Além do grupo do IFCN, jornais como o Globo, El País, Folha e O Estado de S. Paulo, têm aberto seus conteúdos para acesso gratuito, com isso, tem sido possível criar um índice específico para o coronavírus, reunindo um serviço de cobertura ao vivo sobre a pandemia.
“Não é à toa que a audiência de todos os veículos tradicionais de comunicação subiu nessa pandemia. As pessoas passaram os últimos anos difundindo mentiras, principalmente nas redes sociais, mas todas sabem exatamente onde estão as informações confiáveis”, ressalta Miguel.
Pesquisa do Datafolha aponta aumento na procura de um jornalismo mais sério em meio a crise de saúde pública. Nesse período, TVs e jornais chegam a 61% e 56% no índice de confiança em informações divulgadas sobre o coronavírus. Em seguida, programas de rádio e sites de notícias aparecem com 50% e 38% no índice.
Apesar das dificuldades, profissionais mantém a confiança no jornalismo sério e acreditam que o momento pode trazer aprendizado, “vejo que podemos sair desse processo mais forte, com um jornalismo mais fortalecido se ele assumir esse compromisso de defesa e coletividade”, reforça José.
“A verdade é que precisamos aprender a nos virar nessas situações, isso acaba fazendo com que a gente reinvente o jornalismo, as formas de gravação e outros pontos mais. Apesar do trauma andar junto, principalmente com relação a uma doença tão grave e que mata tantas pessoas no mundo, anda a preocupação, mas o momento em si é de aprendizado para os profissionais”, afirma Mateus.
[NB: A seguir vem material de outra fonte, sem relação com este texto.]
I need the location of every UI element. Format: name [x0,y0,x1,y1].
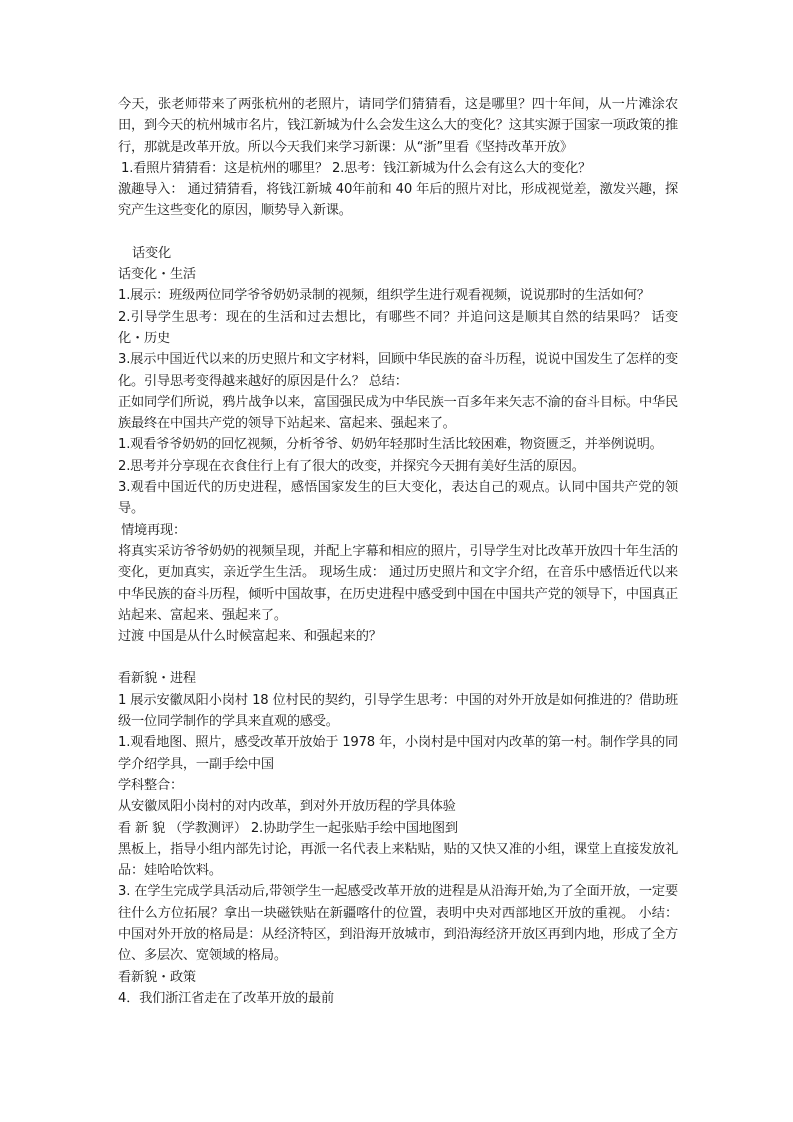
review-text: 黑板上，指导小组内部先讨论，再派一名代表上来粘贴，贴的又快又准的小组，课堂上直接发放礼品：娃哈哈饮料。 [118,841,678,879]
intro-motivation: 激趣导入： 通过猜猜看，将钱江新城 40年前和 40 年后的照片对比，形成视觉差，激发兴趣，探究产生这些变化的原因，顺势导入新课。 [118,182,678,219]
change-item-2: 2.引导学生思考：现在的生活和过去想比，有哪些不同？并追问这是顺其自然的结果吗？ 话变化・历史 [118,309,678,346]
change-item-1: 1.展示：班级两位同学爷爷奶奶录制的视频，组织学生进行观看视频，说说那时的生活如何？ [118,288,650,304]
newlook-item-1b: 1.观看地图、照片，感受改革开放始于 1978 年，小岗村是中国对内改革的第一村。制作学具的同学介绍学具，一副手绘中国 [118,735,678,772]
scene-text: 将真实采访爷爷奶奶的视频呈现，并配上字幕和相应的照片，引导学生对比改革开放四十年生活的变化，更加真实，亲近学生生活。 现场生成： 通过历史照片和文字介绍，在音乐中感悟近代以来中华民族的奋斗历程，倾听中国故事，在历史进程中感受到中国在中国共产党的领导下，中国真正站起来、富起来、强起来了。 [118,543,678,623]
integration-heading: 学科整合： [118,777,183,793]
intro-paragraph: 今天，张老师带来了两张杭州的老照片，请同学们猜猜看，这是哪里？四十年间，从一片滩涂农田，到今天的杭州城市名片，钱江新城为什么会发生这么大的变化？这其实源于国家一项政策的推行，那就是改革开放。所以今天我们来学习新课：从“浙”里看《坚持改革开放》 [118,97,678,155]
change-goal-2: 2.思考并分享现在衣食住行上有了很大的改变，并探究今天拥有美好生活的原因。 [118,458,585,474]
spacer [118,222,678,243]
intro-questions: 1.看照片猜猜看：这是杭州的哪里？ 2.思考：钱江新城为什么会有这么大的变化？ [121,160,591,176]
subheading-life: 话变化・生活 [118,267,196,283]
spacer [118,647,678,668]
section-heading-progress: 看新貌・进程 [118,671,196,687]
scene-heading: 情境再现： [121,522,186,538]
newlook-item-4: 4．我们浙江省走在了改革开放的最前 [118,990,334,1006]
newlook-item-1: 1 展示安徽凤阳小岗村 18 位村民的契约，引导学生思考：中国的对外开放是如何推进的？借助班级一位同学制作的学具来直观的感受。 [118,692,678,730]
integration-text: 从安徽凤阳小岗村的对内改革，到对外开放历程的学具体验 [118,799,456,815]
change-summary: 正如同学们所说，鸦片战争以来，富国强民成为中华民族一百多年来矢志不渝的奋斗目标。中华民族最终在中国共产党的领导下站起来、富起来、强起来了。 [118,394,678,432]
change-goal-3: 3.观看中国近代的历史进程，感悟国家发生的巨大变化，表达自己的观点。认同中国共产党的领导。 [118,480,678,517]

Juliana Nunes afirma que o sindicato estará à disposição dos profissionais durante esse período e se alegra com a vitória de um possível acordo com a Secretaria de Saúde para acrescentar a categoria a lista prioritária na segunda fase da campanha de vacinação contra a influenza. “Sabemos que não protege contra o coronavírus, mas para os profissionais que estão trabalhando na rua e em situação de vulnerabilidade é uma proteção. Conseguimos 3 mil doses que serão disponibilizadas preferencialmente aos jornalistas que não estão em home-office”, explica.